MEDIUM Executable scripts process all agent output with broad filesystem and stdin access -20

The skill includes arc-shield.sh and output-guard.py, both of which are executable and intended to be run on every outbound agent message. The scripts have full stdin access (reading all piped content), use regex and entropy analysis, and produce redacted/modified output. If these files are modified post-install — by any process with write access to the skill directory — they can capture, alter, or suppress any content the agent attempts to send.

LOW --redact mode silently modifies agent output before transmission -15

The --redact mode in arc-shield.sh replaces detected patterns with [REDACTED:TYPE] markers. If patterns are too broad (either by misconfiguration or malicious modification of patterns.conf), this mode could silently alter the semantic content of agent messages. The agent receives no feedback that its message was modified before sending.

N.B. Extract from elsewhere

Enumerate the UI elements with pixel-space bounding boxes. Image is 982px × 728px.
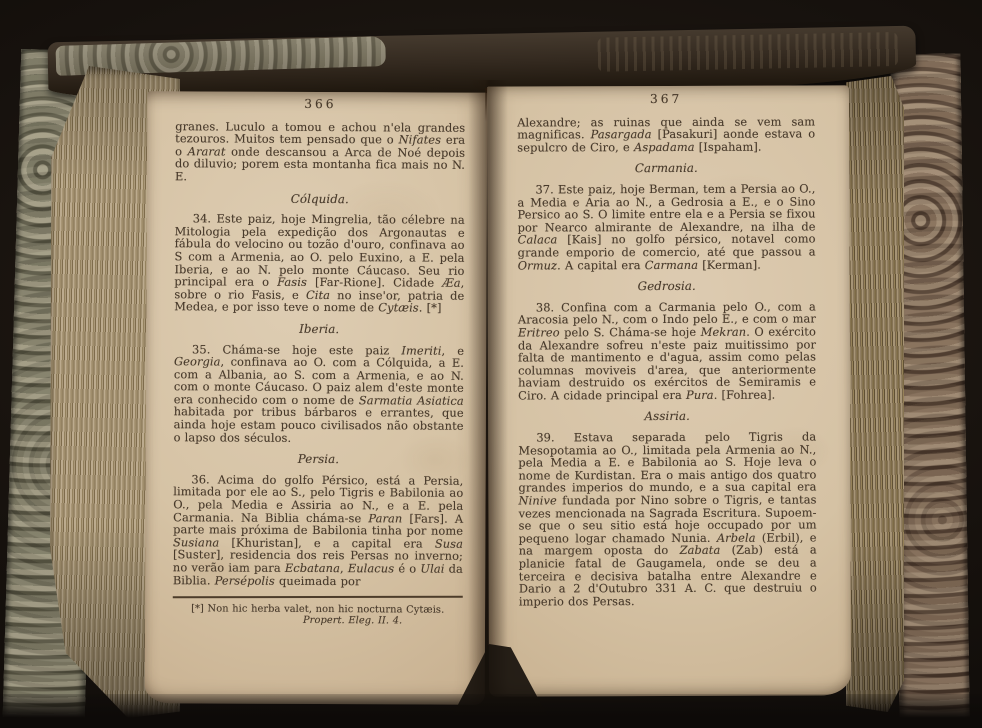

LOW SKILL.md permanently modifies agent output behavior via integration instructions -15

The skill does not contain hidden prompt injection but does instruct agents to adopt a permanent operational pattern: always pipe outbound messages through the skill scripts. This behavioral instruction, once installed in an agent's system prompt, persists and creates a dependency on the skill's continued correct operation for all agent external communications.

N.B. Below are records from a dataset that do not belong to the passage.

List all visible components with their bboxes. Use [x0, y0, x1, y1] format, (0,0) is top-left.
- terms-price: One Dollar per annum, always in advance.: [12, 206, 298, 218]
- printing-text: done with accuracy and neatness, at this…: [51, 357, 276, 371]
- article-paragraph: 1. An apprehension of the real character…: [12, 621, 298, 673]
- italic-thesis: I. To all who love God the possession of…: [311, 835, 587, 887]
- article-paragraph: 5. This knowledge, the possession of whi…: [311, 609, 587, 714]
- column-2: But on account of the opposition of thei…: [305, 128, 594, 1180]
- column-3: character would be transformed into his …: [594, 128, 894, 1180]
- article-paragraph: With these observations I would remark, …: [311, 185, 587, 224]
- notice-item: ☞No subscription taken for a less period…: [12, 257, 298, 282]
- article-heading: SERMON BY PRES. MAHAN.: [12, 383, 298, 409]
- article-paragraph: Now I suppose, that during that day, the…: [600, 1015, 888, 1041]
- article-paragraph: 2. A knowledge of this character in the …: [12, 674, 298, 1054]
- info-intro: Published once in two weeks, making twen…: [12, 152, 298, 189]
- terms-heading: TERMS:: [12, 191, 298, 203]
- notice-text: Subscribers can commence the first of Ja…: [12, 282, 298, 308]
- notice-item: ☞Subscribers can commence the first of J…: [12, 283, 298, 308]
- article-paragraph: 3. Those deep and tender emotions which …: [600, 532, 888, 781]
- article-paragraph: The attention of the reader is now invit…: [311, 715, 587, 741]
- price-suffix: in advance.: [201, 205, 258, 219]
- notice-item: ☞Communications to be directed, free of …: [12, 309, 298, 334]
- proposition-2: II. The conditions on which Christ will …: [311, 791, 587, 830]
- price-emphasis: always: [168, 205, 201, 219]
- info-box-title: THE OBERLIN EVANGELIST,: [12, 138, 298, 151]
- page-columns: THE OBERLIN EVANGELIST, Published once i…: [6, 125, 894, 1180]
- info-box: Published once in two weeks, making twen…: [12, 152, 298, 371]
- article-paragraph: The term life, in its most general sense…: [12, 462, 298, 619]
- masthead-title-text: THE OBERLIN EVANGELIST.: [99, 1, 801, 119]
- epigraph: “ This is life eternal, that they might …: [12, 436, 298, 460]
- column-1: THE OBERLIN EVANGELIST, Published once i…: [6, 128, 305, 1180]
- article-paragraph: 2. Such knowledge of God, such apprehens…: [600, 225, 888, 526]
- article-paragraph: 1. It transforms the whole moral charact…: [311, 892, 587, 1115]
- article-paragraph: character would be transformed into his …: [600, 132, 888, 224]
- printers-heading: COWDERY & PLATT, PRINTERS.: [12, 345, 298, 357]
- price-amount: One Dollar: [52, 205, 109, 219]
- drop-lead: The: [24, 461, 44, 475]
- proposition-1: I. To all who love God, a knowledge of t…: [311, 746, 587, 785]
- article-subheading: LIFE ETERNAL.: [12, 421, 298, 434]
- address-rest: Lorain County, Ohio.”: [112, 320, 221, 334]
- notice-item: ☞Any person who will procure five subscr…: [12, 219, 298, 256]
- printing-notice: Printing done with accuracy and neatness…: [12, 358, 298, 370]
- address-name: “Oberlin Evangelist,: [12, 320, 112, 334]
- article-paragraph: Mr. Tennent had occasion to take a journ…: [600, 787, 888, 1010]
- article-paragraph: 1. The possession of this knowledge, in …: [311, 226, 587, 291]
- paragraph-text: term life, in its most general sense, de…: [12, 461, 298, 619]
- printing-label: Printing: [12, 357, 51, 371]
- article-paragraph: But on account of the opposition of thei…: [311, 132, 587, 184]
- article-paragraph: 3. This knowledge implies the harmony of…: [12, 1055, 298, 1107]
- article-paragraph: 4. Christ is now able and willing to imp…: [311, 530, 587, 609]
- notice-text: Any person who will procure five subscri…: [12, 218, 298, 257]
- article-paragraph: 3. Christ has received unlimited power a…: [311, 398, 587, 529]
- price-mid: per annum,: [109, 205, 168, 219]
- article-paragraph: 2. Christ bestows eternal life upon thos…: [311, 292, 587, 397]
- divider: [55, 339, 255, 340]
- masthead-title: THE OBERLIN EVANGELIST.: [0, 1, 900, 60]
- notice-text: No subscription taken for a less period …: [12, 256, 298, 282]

LOW Upstream supply chain dependency on openclaw/skills GitHub repository -12

The skill is served directly from the public GitHub repository github.com/openclaw/skills. If this repository is compromised, a re-install or update would serve modified scripts. The skill's privileged position (intercepting all agent output) makes it a high-value supply chain target.

INFO No auto-execution mechanisms detected -12

No package.json install scripts, no git hooks, no .gitattributes filters, no git submodules, and no symlinks pointing outside the skill directory were found. The skill does not execute any code at install time.